Friday, April 22, 2016

Talking Tribeca: Equals

I’ve had the pleasure this year of screening a number of selections from this year’s Tribeca Film Festival, which takes place April 13th-24th.


Equals
Directed by Drake Doremus
Festival Screenings

It’s almost impossible to find a cinematic or literary future where everyone lives happily ever after. It may be the pessimistic nature of our society, or it may just be that it makes for better material, but the future, as imagined so many times and in so many different ways by screenwriters, authors, and other visionaries, is always bleak. There exist an infinite number of dystopian possibilities for why everything fell apart and needs to be put back together again. In “Equals,” the cause of society’s downfall is presented as “Switched-On Syndrome,” an unfortunate and untreatable condition in which people actually experience feelings, a part of humanity that has otherwise been extinguished.
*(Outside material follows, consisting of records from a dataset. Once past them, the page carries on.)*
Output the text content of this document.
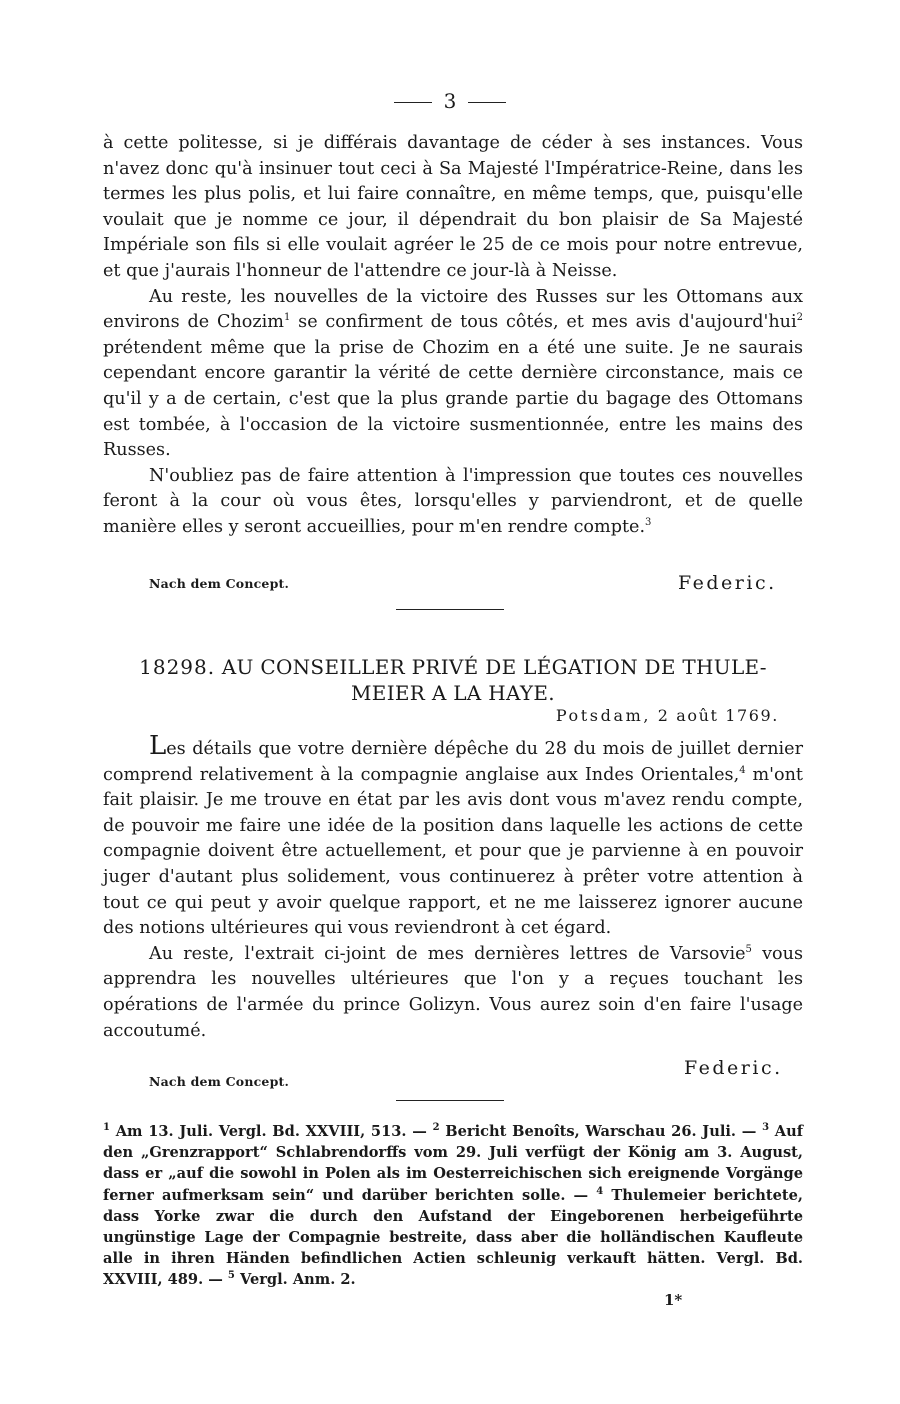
3

à cette politesse, si je différais davantage de céder à ses instances. Vous n'avez donc qu'à insinuer tout ceci à Sa Majesté l'Impératrice-Reine, dans les termes les plus polis, et lui faire connaître, en même temps, que, puisqu'elle voulait que je nomme ce jour, il dépendrait du bon plaisir de Sa Majesté Impériale son fils si elle voulait agréer le 25 de ce mois pour notre entrevue, et que j'aurais l'honneur de l'attendre ce jour-là à Neisse.

Au reste, les nouvelles de la victoire des Russes sur les Ottomans aux environs de Chozim$^1$ se confirment de tous côtés, et mes avis d'aujourd'hui$^2$ prétendent même que la prise de Chozim en a été une suite. Je ne saurais cependant encore garantir la vérité de cette dernière circonstance, mais ce qu'il y a de certain, c'est que la plus grande partie du bagage des Ottomans est tombée, à l'occasion de la victoire susmentionnée, entre les mains des Russes.

N'oubliez pas de faire attention à l'impression que toutes ces nouvelles feront à la cour où vous êtes, lorsqu'elles y parviendront, et de quelle manière elles y seront accueillies, pour m'en rendre compte.$^3$

Nach dem Concept.	Federic.
18298. AU CONSEILLER PRIVÉ DE LÉGATION DE THULE-
MEIER A LA HAYE.
Potsdam, 2 août 1769.

Les détails que votre dernière dépêche du 28 du mois de juillet dernier comprend relativement à la compagnie anglaise aux Indes Orientales,$^4$ m'ont fait plaisir. Je me trouve en état par les avis dont vous m'avez rendu compte, de pouvoir me faire une idée de la position dans laquelle les actions de cette compagnie doivent être actuellement, et pour que je parvienne à en pouvoir juger d'autant plus solidement, vous continuerez à prêter votre attention à tout ce qui peut y avoir quelque rapport, et ne me laisserez ignorer aucune des notions ultérieures qui vous reviendront à cet égard.

Au reste, l'extrait ci-joint de mes dernières lettres de Varsovie$^5$ vous apprendra les nouvelles ultérieures que l'on y a reçues touchant les opérations de l'armée du prince Golizyn. Vous aurez soin d'en faire l'usage accoutumé.

Federic.
Nach dem Concept.

$^1$ Am 13. Juli. Vergl. Bd. XXVIII, 513. — $^2$ Bericht Benoîts, Warschau 26. Juli. — $^3$ Auf den „Grenzrapport“ Schlabrendorffs vom 29. Juli verfügt der König am 3. August, dass er „auf die sowohl in Polen als im Oesterreichischen sich ereignende Vorgänge ferner aufmerksam sein“ und darüber berichten solle. — $^4$ Thulemeier berichtete, dass Yorke zwar die durch den Aufstand der Eingeborenen herbeigeführte ungünstige Lage der Compagnie bestreite, dass aber die holländischen Kaufleute alle in ihren Händen befindlichen Actien schleunig verkauft hätten. Vergl. Bd. XXVIII, 489. — $^5$ Vergl. Anm. 2.

1*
Silas (Nicholas Hoult) wakes up each morning in exactly the same way. He pushes buttons in his neat, hospital-like apartment and watches it transform around him to most efficiently go from sleeping space to living space to uninhabited room for the majority of the day. He puts on the same plain white outfit and goes to work as an illustrator, visually interpreting relics of the past. Conversation with other worker bees occurs, which is a more muted and uninteresting version of present-day gossip, but emotions are nowhere to be found. Every once in a while, a person cries out and attempts to shout to the masses that a mask has been pulled over their eyes, but they are quickly removed from the public eye, never to be seen again as they are shipped to a treatment facility where suicide is the simplest option.

As the film’s title suggests and as anyone who has ever seen a movie with two leads might expect, everything changes for Silas when he begins to realize that he is developing feelings for another worker bee, Nia (Kristen Stewart). At first, their romance is basically nonexistent, but as it progresses, the oppressive nature of their society only encourages them to push boundaries in secret even more. Watching their transformations from human robots into actual people is a familiar journey for any story such as this, but it is also an effective and involving one.

Stewart is a bold choice for this role given her tendency for relatively robotic acting, but a recent focus on quality performances in films such as “Clouds of Sils Maria” and “Camp X-Ray” has prepared her well for a more serious and impressive turn. Hoult, who has demonstrated considerable range in “Young Ones” and “Warm Bodies,” is an appropriately muted and effective partner for her. Their story is an interesting and thought-provoking one that doesn’t necessarily break new ground but does follow a compelling trajectory leading to a strong and intense finish.